Dampak pertama adalah tekanan ekonomi dan meningkatnya risiko kemiskinan temporer. Ketergantungan sektor transportasi, distribusi barang, hingga aktivitas perdagangan terhadap BBM membuat gangguan pasokan dapat memengaruhi harga kebutuhan pokok.
Ketika biaya distribusi meningkat, harga barang berpotensi ikut naik. Kondisi tersebut paling berat dirasakan masyarakat berpenghasilan rendah yang memiliki ruang ekonomi terbatas.
Ancaman berikutnya adalah munculnya pasar gelap (black market) BBM. Kelangkaan barang strategis sering kali membuka peluang bagi pihak tertentu untuk melakukan penimbunan, menjual BBM dengan harga tidak wajar, hingga memicu konflik akibat perebutan akses terhadap barang yang terbatas.

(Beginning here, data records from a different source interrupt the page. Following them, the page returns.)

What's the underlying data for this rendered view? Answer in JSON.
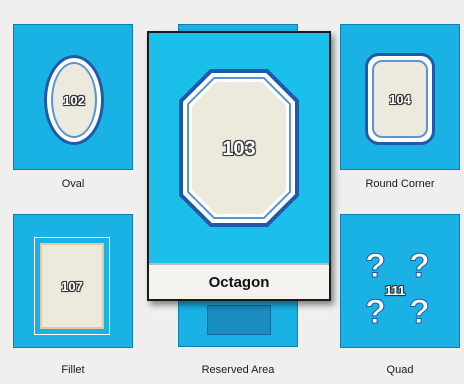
{
  "tiles": {
    "oval": {
      "label": "Oval",
      "number": "102"
    },
    "round_corner": {
      "label": "Round Corner",
      "number": "104"
    },
    "fillet": {
      "label": "Fillet",
      "number": "107"
    },
    "reserved_area": {
      "label": "Reserved Area"
    },
    "quad": {
      "label": "Quad",
      "number": "111",
      "glyph": "?"
    }
  },
  "popup": {
    "label": "Octagon",
    "number": "103"
  },
  "colors": {
    "tile_bg": "#1ab2e5",
    "popup_bg": "#1bc0ea",
    "frame_border": "#1f5aa8",
    "page_bg": "#f0efed"
  }
}
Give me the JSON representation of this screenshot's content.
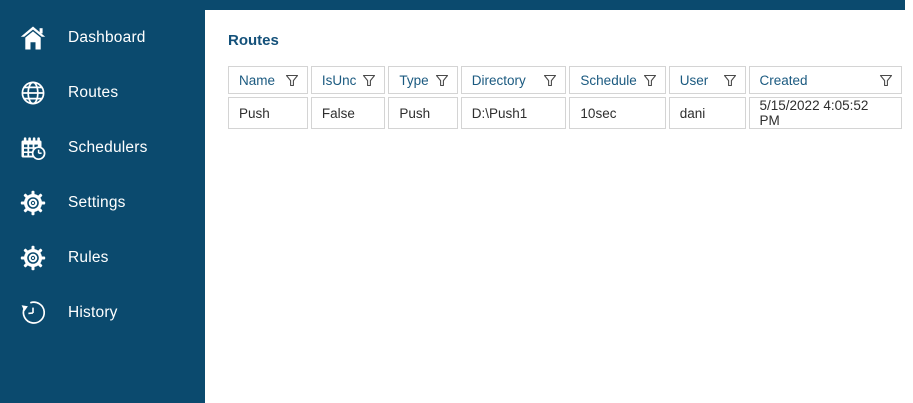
{
  "colors": {
    "sidebar_bg": "#0b4a6e",
    "title_text": "#14517a",
    "header_text": "#1b5a80",
    "cell_text": "#2e2e2e",
    "grid_border": "#d4d4d4",
    "funnel_icon": "#4a4a4a",
    "sidebar_text": "#ffffff"
  },
  "sidebar": {
    "items": [
      {
        "label": "Dashboard",
        "icon": "home-icon"
      },
      {
        "label": "Routes",
        "icon": "globe-icon"
      },
      {
        "label": "Schedulers",
        "icon": "calendar-clock-icon"
      },
      {
        "label": "Settings",
        "icon": "gear-icon"
      },
      {
        "label": "Rules",
        "icon": "gear-icon"
      },
      {
        "label": "History",
        "icon": "history-icon"
      }
    ]
  },
  "main": {
    "title": "Routes",
    "table": {
      "columns": [
        {
          "label": "Name"
        },
        {
          "label": "IsUnc"
        },
        {
          "label": "Type"
        },
        {
          "label": "Directory"
        },
        {
          "label": "Schedule"
        },
        {
          "label": "User"
        },
        {
          "label": "Created"
        }
      ],
      "rows": [
        [
          "Push",
          "False",
          "Push",
          "D:\\Push1",
          "10sec",
          "dani",
          "5/15/2022 4:05:52 PM"
        ]
      ]
    }
  }
}
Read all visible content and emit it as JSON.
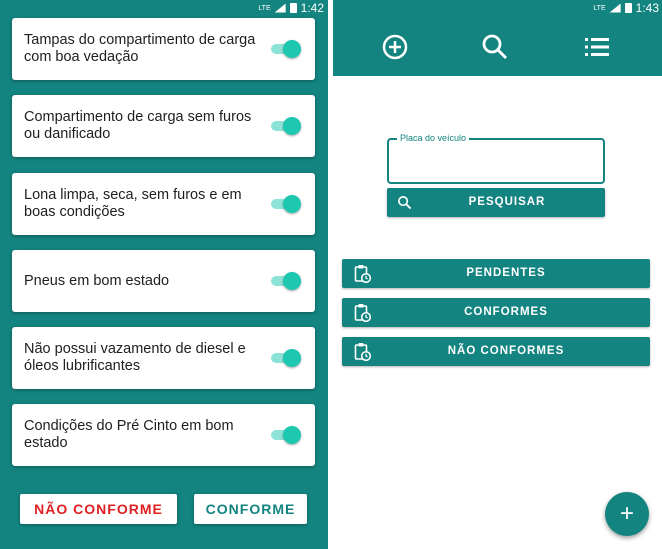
{
  "left_screen": {
    "status_bar": {
      "time": "1:42",
      "network": "LTE"
    },
    "checklist": [
      {
        "label": "Tampas do compartimento de carga com boa vedação",
        "checked": true
      },
      {
        "label": "Compartimento de carga sem furos ou danificado",
        "checked": true
      },
      {
        "label": "Lona limpa, seca, sem furos e em boas condições",
        "checked": true
      },
      {
        "label": "Pneus em bom estado",
        "checked": true
      },
      {
        "label": "Não possui vazamento de diesel e óleos lubrificantes",
        "checked": true
      },
      {
        "label": "Condições do Pré Cinto em bom estado",
        "checked": true
      }
    ],
    "actions": {
      "non_conform": "NÃO CONFORME",
      "conform": "CONFORME"
    }
  },
  "right_screen": {
    "status_bar": {
      "time": "1:43",
      "network": "LTE"
    },
    "toolbar": {
      "icons": [
        "add-circle-icon",
        "search-icon",
        "list-icon"
      ]
    },
    "plate_search": {
      "label": "Placa do veículo",
      "value": "",
      "button_label": "PESQUISAR"
    },
    "filters": [
      {
        "label": "PENDENTES",
        "icon": "clipboard-clock-icon"
      },
      {
        "label": "CONFORMES",
        "icon": "clipboard-clock-icon"
      },
      {
        "label": "NÃO CONFORMES",
        "icon": "clipboard-clock-icon"
      }
    ],
    "fab": {
      "icon": "plus-icon",
      "symbol": "+"
    }
  },
  "colors": {
    "primary": "#138480",
    "switch_thumb": "#1dc7b0",
    "switch_track": "#8ee3d8",
    "danger": "#e02020"
  }
}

“Selain persoalan ekonomi, krisis ini juga dapat berdampak terhadap kepercayaan masyarakat kepada pemerintah,” tukasnya.
Keputusan Gubernur Sumut melibatkan personel TNI dan Polri untuk membantu pengamanan serta menjadi pengemudi sementara kendaraan distribusi BBM memang menjadi solusi cepat dalam kondisi darurat. Namun, dalam perspektif sosiologi politik, penggunaan institusi pertahanan dan keamanan secara terus-menerus untuk menangani persoalan distribusi sipil dapat menjadi tanda adanya kelemahan tata kelola regulasi dan manajemen sektor energi.
“Apalagi, keterlibatan TNI dan Polri dalam sejumlah program pelayanan publik saat ini juga menjadi perbincangan di masyarakat. Karena itu, penyelesaian krisis BBM tidak cukup hanya melalui langkah darurat seperti penambahan armada atau bantuan personel. Pemerintah dan perusahaan penyedia energi perlu memastikan akar persoalan diselesaikan secara transparan,” katanya.
Dalam perspektif ilmu sosial, kelangkaan BBM bukan hanya tentang kendaraan yang mengantre di SPBU. Ini adalah persoalan tentang bagaimana negara menjamin kebutuhan dasar masyarakat, mengelola informasi saat krisis, dan menjaga kepercayaan publik agar tidak ikut terkikis bersama habisnya stok bahan bakar.